Department of Paediatrics, University of Malaya, Kuala Lumpur, Malaysia.

Paediatric Haematology-Oncology and Bone Marrow Transplantation Unit, University of Malaya Medical Centre, Kuala Lumpur, Malaysia.

出版信息

J Paediatr Child Health. 2020 Mar;56(3):379-383. doi: 10.1111/jpc.14621. Epub 2019 Sep 3.

DOI:10.1111/jpc.14621
PMID:31479560
Abstract

AIM

Inborn errors of immunity (IEI) comprise a heterogeneous group of disorders of the immune system, most of which are curable by haematopoietic stem cell transplantation (HSCT). We present a 25-year audit of HSCT for IEI at a tertiary-level academic hospital in Malaysia.

METHODS

Review of medical records of all cases of IEI who underwent HSCT between January 1993 and December 2018 at our centre. Diagnoses, complications, HSCT protocols and outcome data were studied.

RESULTS

There were 20 patients (19 boys) with a median age at diagnosis of 11 months (range: 2 months to 12 years). Eleven of 19 (58%) had malnutrition at presentation. Donor sources were variable: 13 (65%) matched sibling donor (MSD), 4 (20%) human leukocyte antigen-haploidentical donor (HD) and 3 (15%) matched unrelated donor (MUD).
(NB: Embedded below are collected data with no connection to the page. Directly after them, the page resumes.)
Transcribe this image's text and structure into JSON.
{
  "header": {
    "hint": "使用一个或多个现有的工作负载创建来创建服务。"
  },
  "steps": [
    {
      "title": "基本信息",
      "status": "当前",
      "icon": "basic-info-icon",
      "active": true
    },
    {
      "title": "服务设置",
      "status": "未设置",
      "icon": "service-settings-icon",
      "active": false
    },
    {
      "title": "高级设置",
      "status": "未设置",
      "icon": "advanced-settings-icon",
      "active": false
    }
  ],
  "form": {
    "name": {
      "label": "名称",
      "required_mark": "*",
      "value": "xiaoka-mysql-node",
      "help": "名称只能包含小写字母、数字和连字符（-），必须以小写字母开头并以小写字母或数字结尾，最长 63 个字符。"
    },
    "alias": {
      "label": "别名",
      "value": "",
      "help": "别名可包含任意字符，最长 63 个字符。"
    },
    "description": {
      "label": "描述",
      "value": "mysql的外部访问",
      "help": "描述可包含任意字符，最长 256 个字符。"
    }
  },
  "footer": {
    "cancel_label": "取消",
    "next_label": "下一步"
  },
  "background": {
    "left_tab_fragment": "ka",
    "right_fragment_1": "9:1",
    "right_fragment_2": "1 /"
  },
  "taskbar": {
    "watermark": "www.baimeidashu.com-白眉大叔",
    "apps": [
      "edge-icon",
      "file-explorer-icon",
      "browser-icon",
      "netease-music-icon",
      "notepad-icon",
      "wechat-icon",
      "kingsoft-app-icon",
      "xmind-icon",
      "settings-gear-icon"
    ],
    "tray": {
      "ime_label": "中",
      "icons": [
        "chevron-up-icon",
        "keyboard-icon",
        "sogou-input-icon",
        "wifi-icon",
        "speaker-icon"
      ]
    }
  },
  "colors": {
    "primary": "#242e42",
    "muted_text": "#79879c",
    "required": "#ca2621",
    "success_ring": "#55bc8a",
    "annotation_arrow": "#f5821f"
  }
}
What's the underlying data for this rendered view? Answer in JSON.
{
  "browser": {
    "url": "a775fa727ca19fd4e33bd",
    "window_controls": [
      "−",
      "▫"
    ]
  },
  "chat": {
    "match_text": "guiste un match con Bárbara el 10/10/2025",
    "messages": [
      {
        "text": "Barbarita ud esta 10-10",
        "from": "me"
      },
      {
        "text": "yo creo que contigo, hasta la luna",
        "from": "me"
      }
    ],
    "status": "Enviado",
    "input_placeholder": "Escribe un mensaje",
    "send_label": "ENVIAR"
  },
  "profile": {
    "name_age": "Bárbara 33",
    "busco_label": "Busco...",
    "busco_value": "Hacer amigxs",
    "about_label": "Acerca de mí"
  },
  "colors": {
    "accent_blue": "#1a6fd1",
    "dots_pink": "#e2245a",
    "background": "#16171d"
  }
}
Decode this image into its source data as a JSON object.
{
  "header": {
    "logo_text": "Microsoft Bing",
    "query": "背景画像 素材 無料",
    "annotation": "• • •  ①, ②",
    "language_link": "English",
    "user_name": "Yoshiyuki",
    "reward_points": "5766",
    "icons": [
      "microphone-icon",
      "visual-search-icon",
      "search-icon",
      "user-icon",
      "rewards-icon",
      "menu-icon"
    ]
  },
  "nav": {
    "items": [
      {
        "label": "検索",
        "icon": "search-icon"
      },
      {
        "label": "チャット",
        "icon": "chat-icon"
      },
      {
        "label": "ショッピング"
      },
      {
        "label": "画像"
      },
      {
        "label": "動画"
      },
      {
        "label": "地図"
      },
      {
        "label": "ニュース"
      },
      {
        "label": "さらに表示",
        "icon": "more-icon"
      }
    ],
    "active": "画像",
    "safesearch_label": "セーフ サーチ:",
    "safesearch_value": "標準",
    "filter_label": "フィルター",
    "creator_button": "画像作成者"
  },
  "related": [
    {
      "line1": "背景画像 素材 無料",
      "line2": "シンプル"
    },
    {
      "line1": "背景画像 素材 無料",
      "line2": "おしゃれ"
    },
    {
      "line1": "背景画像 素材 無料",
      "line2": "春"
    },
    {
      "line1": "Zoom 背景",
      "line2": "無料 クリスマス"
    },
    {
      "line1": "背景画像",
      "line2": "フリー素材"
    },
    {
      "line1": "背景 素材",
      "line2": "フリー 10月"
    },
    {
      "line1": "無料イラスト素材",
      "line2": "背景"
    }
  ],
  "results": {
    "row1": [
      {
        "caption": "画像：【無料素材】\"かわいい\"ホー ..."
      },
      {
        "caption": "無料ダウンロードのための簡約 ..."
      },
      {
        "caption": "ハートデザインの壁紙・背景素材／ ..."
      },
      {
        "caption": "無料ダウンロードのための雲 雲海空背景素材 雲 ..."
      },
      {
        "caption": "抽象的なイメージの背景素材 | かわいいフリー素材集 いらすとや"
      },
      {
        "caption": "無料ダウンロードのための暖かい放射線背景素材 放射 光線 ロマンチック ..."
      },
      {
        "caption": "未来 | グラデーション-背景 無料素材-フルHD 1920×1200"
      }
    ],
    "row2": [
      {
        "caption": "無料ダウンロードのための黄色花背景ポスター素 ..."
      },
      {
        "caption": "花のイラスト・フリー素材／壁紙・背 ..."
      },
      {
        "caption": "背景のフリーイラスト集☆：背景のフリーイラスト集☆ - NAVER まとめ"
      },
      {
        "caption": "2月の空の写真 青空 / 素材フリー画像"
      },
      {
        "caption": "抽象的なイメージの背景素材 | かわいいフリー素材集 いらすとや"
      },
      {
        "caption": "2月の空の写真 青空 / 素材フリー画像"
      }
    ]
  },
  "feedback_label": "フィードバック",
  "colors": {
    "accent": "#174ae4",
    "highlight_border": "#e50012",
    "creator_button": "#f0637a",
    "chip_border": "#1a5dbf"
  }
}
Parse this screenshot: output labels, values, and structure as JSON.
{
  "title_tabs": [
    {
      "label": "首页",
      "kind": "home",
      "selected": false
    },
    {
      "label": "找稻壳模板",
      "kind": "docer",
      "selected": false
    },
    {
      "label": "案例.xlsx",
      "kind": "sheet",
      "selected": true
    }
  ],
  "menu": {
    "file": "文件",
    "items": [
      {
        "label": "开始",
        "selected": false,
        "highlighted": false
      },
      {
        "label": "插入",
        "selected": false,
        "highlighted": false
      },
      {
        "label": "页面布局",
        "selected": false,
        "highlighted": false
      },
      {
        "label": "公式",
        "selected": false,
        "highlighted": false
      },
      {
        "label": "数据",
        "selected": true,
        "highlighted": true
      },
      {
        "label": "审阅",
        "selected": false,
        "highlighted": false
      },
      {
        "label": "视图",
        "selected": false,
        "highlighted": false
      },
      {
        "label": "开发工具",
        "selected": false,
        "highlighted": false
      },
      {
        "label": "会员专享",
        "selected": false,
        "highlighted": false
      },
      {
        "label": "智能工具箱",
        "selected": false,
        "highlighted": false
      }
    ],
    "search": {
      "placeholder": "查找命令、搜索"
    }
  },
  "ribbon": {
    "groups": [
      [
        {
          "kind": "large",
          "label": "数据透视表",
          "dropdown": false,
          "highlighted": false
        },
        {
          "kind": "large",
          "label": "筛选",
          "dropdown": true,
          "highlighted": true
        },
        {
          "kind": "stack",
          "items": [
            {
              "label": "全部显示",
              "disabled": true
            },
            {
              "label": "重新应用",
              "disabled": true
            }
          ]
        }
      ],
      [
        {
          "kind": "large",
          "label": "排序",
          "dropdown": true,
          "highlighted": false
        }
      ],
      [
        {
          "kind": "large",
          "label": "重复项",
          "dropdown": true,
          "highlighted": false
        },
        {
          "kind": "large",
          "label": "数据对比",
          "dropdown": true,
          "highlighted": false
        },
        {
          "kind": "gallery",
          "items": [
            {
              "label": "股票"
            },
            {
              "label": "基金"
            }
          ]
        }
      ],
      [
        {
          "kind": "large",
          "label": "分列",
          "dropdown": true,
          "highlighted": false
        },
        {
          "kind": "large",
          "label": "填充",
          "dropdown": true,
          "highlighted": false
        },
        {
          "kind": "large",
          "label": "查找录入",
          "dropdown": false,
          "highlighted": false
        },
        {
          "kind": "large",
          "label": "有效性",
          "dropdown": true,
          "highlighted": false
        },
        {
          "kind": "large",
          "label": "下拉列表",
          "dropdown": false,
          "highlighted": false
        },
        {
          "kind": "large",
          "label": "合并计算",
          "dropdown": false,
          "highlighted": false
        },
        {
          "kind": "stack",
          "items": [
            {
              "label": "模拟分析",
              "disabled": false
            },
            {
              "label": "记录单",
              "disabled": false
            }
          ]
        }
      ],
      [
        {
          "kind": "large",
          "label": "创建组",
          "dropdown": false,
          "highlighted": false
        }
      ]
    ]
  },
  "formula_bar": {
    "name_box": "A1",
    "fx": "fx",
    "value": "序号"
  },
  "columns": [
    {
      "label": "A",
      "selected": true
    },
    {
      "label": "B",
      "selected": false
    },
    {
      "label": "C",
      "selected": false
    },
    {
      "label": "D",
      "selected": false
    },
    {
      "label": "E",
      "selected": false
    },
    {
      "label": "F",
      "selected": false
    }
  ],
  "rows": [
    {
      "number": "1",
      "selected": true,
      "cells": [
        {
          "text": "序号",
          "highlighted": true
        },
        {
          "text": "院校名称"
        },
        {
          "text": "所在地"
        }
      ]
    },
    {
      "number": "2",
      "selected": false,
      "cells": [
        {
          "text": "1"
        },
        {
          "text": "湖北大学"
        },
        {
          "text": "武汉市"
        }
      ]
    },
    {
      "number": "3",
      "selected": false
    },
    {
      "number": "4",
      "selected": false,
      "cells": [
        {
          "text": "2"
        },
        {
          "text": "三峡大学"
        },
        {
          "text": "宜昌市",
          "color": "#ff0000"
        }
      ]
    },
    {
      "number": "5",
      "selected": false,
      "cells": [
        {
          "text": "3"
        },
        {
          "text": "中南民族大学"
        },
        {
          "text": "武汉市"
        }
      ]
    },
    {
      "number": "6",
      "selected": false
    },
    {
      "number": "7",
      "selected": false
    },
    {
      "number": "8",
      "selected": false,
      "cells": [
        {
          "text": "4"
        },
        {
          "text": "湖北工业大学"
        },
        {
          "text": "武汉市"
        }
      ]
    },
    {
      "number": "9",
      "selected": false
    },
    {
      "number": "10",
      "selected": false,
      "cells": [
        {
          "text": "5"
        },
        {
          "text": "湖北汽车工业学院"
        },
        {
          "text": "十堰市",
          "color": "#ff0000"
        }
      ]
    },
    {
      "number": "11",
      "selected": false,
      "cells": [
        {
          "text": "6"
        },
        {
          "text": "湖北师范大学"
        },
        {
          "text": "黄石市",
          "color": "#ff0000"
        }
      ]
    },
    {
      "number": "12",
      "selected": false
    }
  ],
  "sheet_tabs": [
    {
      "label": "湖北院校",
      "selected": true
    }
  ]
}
Conditioning regimens were physician-dependent and adapted to each patient's clinical status. Grades III-IV acute graft-versus-host disease occurred in two of three cases who received MUD grafts, 50% in those who received HD, and 8% in the MSD group. Transplant-related mortality at day +100 was 5%. With a median follow-up of 7.5 years, 18 (90%) patients are alive and free of infections.

CONCLUSION

Outcome of HSCT for IEI in our centre is comparable with international reports. HSCT results using HD and MUD grafts are also good despite challenges from acute graft-versus-host disease, providing a feasible alternative for patients without matched donors.

摘要

目的

遗传性免疫缺陷病(IEI)是一组免疫系统的异质性疾病,其中大多数可通过造血干细胞移植(HSCT)治愈。我们对马来西亚一家三级学术医院进行的IEI患者HSCT治疗进行了为期25年的审核。

方法

回顾1993年1月至2018年12月在我们中心接受HSCT的所有IEI病例的病历。研究诊断、并发症、HSCT方案和结局数据。

结果

共有20例患者(19名男孩),诊断时的中位年龄为11个月(范围:2个月至12岁)。19例中有11例(58%)在就诊时存在营养不良。供体来源各不相同:13例(65%)为匹配的同胞供体(MSD),4例(20%)为人白细胞抗原单倍体相同供体(HD),3例(15%)为匹配的无关供体(MUD)。预处理方案取决于医生,并根据每位患者的临床状况进行调整。接受MUD移植的3例患者中有2例发生III-IV级急性移植物抗宿主病,接受HD移植的患者中发生率为50%,MSD组为8%。移植后100天的移植相关死亡率为5%。中位随访7.5年,18例(90%)患者存活且无感染。

结论

我们中心IEI患者HSCT的结局与国际报告相当。尽管存在急性移植物抗宿主病的挑战,但使用HD和MUD移植物进行HSCT的结果也很好,为没有匹配供体的患者提供了一种可行的替代方案。